I’ve ranted a lot about jargon in the past and how using it signals membership of a club that a lot of people are excluded from.
So, I thought I should put my money where my mouth is and give you a quick glossary of some of the more unusual terms I’ve come across (or coined) over the past 15 years.
Happy Friday.
1. Preparation Anxiety
This phenomenon occurs when experts are reluctant to warm up, or cut superfluous details from their presentation or event talk. This is usually because doing so would push them out of their comfort zone and they don’t like the idea of changing their behaviour if it will affect their credibility among their peers. Preparation anxiety is experienced by speakers but its impact is most keenly felt among audiences who just want them to identify their point and get to it.
2. Beige-hoser
A speaker, interviewee or LinkedIn poster who subjects a reluctant audience to a torrent of self-assured, bland and deeply unmemorable commentary or talking points. Beige-hosing is already widespread on LinkedIn and 24 hour cable news channels that have a content void to fill.

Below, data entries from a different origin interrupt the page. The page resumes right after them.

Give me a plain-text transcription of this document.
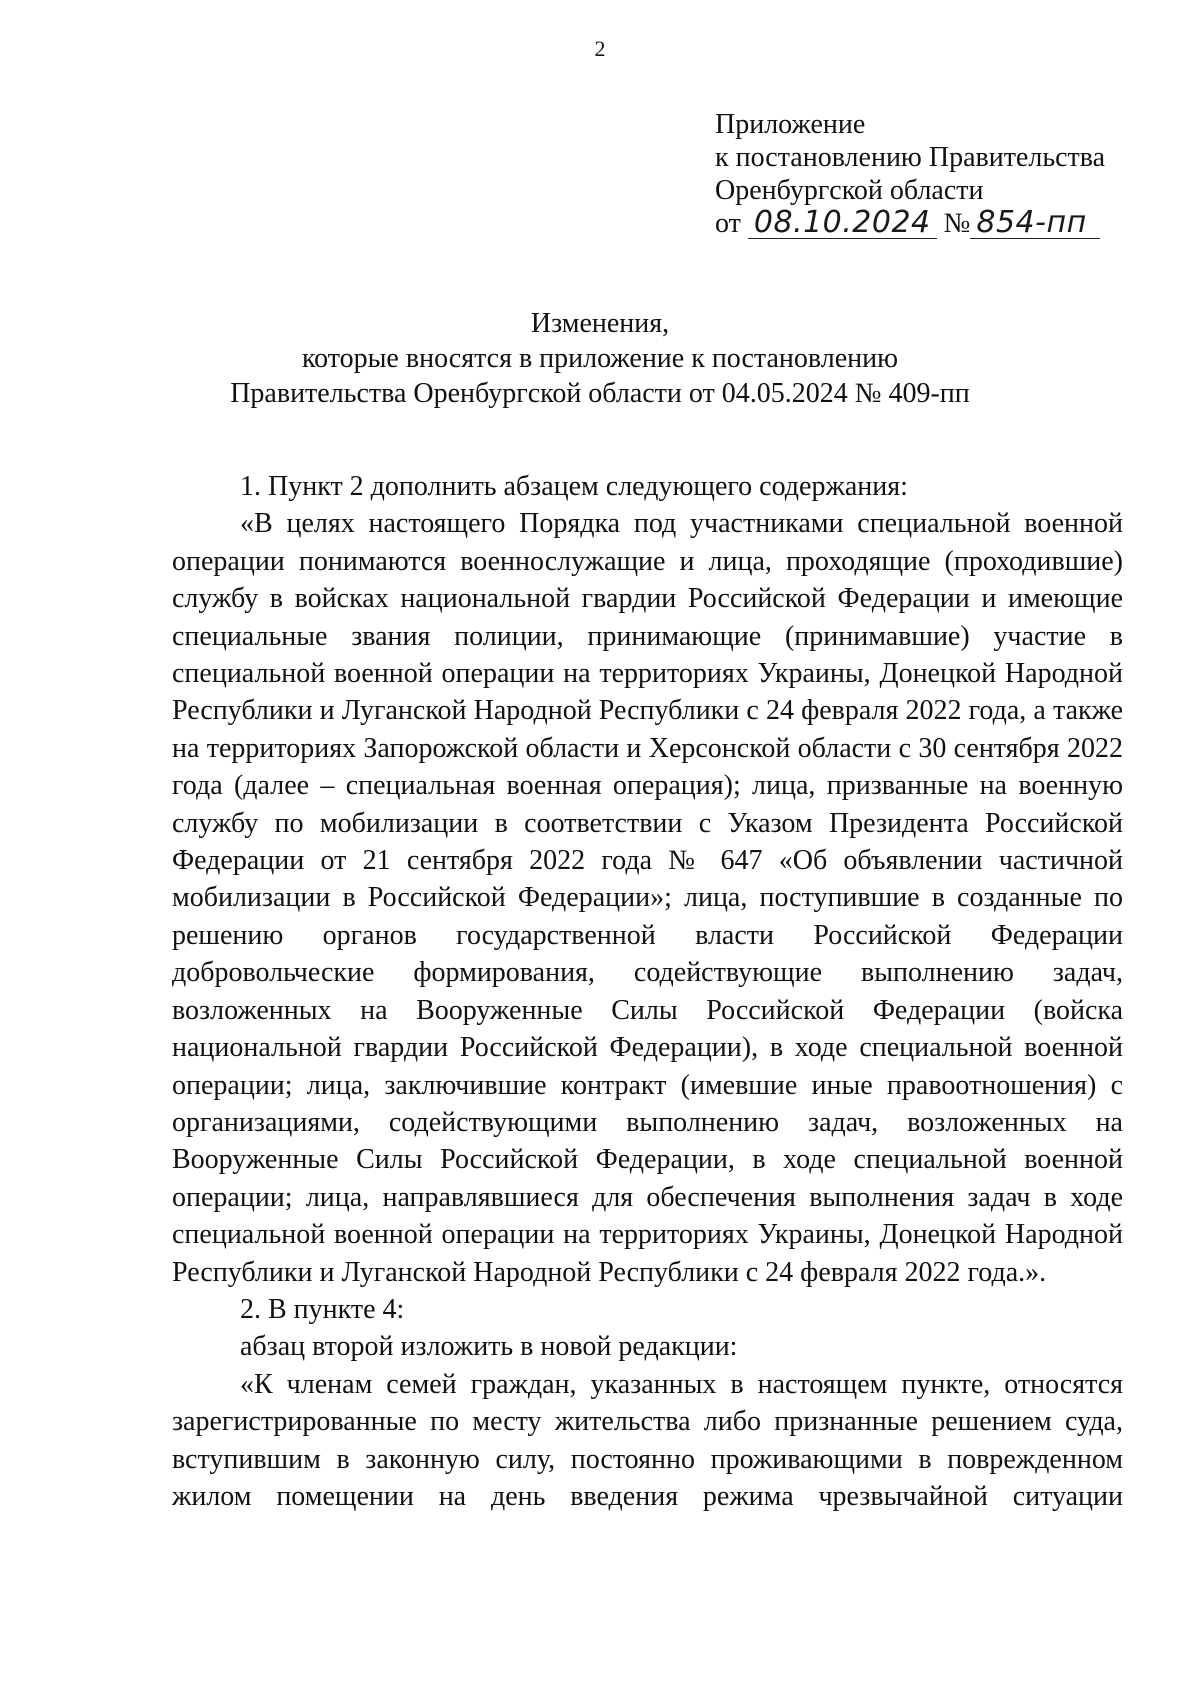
2
Приложение
к постановлению Правительства
Оренбургской области
от 08.10.2024 № 854-пп
Изменения,
которые вносятся в приложение к постановлению
Правительства Оренбургской области от 04.05.2024 № 409-пп

1. Пункт 2 дополнить абзацем следующего содержания:

«В целях настоящего Порядка под участниками специальной военной операции понимаются военнослужащие и лица, проходящие (проходившие) службу в войсках национальной гвардии Российской Федерации и имеющие специальные звания полиции, принимающие (принимавшие) участие в специальной военной операции на территориях Украины, Донецкой Народной Республики и Луганской Народной Республики с 24 февраля 2022 года, а также на территориях Запорожской области и Херсонской области с 30 сентября 2022 года (далее – специальная военная операция); лица, призванные на военную службу по мобилизации в соответствии с Указом Президента Российской Федерации от 21 сентября 2022 года № 647 «Об объявлении частичной мобилизации в Российской Федерации»; лица, поступившие в созданные по решению органов государственной власти Российской Федерации добровольческие формирования, содействующие выполнению задач, возложенных на Вооруженные Силы Российской Федерации (войска национальной гвардии Российской Федерации), в ходе специальной военной операции; лица, заключившие контракт (имевшие иные правоотношения) с организациями, содействующими выполнению задач, возложенных на Вооруженные Силы Российской Федерации, в ходе специальной военной операции; лица, направлявшиеся для обеспечения выполнения задач в ходе специальной военной операции на территориях Украины, Донецкой Народной Республики и Луганской Народной Республики с 24 февраля 2022 года.».

2. В пункте 4:

абзац второй изложить в новой редакции:

«К членам семей граждан, указанных в настоящем пункте, относятся зарегистрированные по месту жительства либо признанные решением суда, вступившим в законную силу, постоянно проживающими в поврежденном жилом помещении на день введения режима чрезвычайной ситуации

But it is expected to reach tsunami levels as generative AI encourages a whole new generation of would-be thought leaders to sieve and share their uninteresting opinions into 300 words of even more forgettable prose.
3. Ink Clouding
Also known as ‘Doing the Octopus’. This one is from a press officer at the European Parliament, whose name I have sadly forgotten. Octopuses blast predators with ink when scared. Substitute jargon for ink and so do EP press officers who want to deter a journalist from pursuing a potential story. To be clear, ink-clouding is only acceptable if you are trying to discourage media attention. Unfortunately, judging from most of the press output in Brussels, many organisations seem to think ink-clouding is a viable strategy for getting onto the front page of the FT.
4. Jackson Pollocking
This came from friend and veteran PR, Nick Lunt. Jackson Pollocking is when coverage-desperate PRs spray their client’s ego-driven press release out to their entire mailing list of 50,000 journalists in the hope that one will pick it up and find something coherent and meaningful among all the mess. We’ve all been there. Nick also refers to trade media outlets as ‘fridge magnet media’ as they frequently have the same level of impact.
5. The Shit Sandwich
Sometimes, there are no good answers for a spokesperson doing a tough media interview. And the only way not to answer one of their company’s red line questions is to package up something terrible and offer it to the journalist as a thinly disguised response. Neither of them will enjoy the experience but it’s better than doing the alternative, which usually ends up with the off-script spokesperson buried in concrete underneath the CEO’s back garden.
These are my favourite and most used terms.
What other PR jargon should I know about?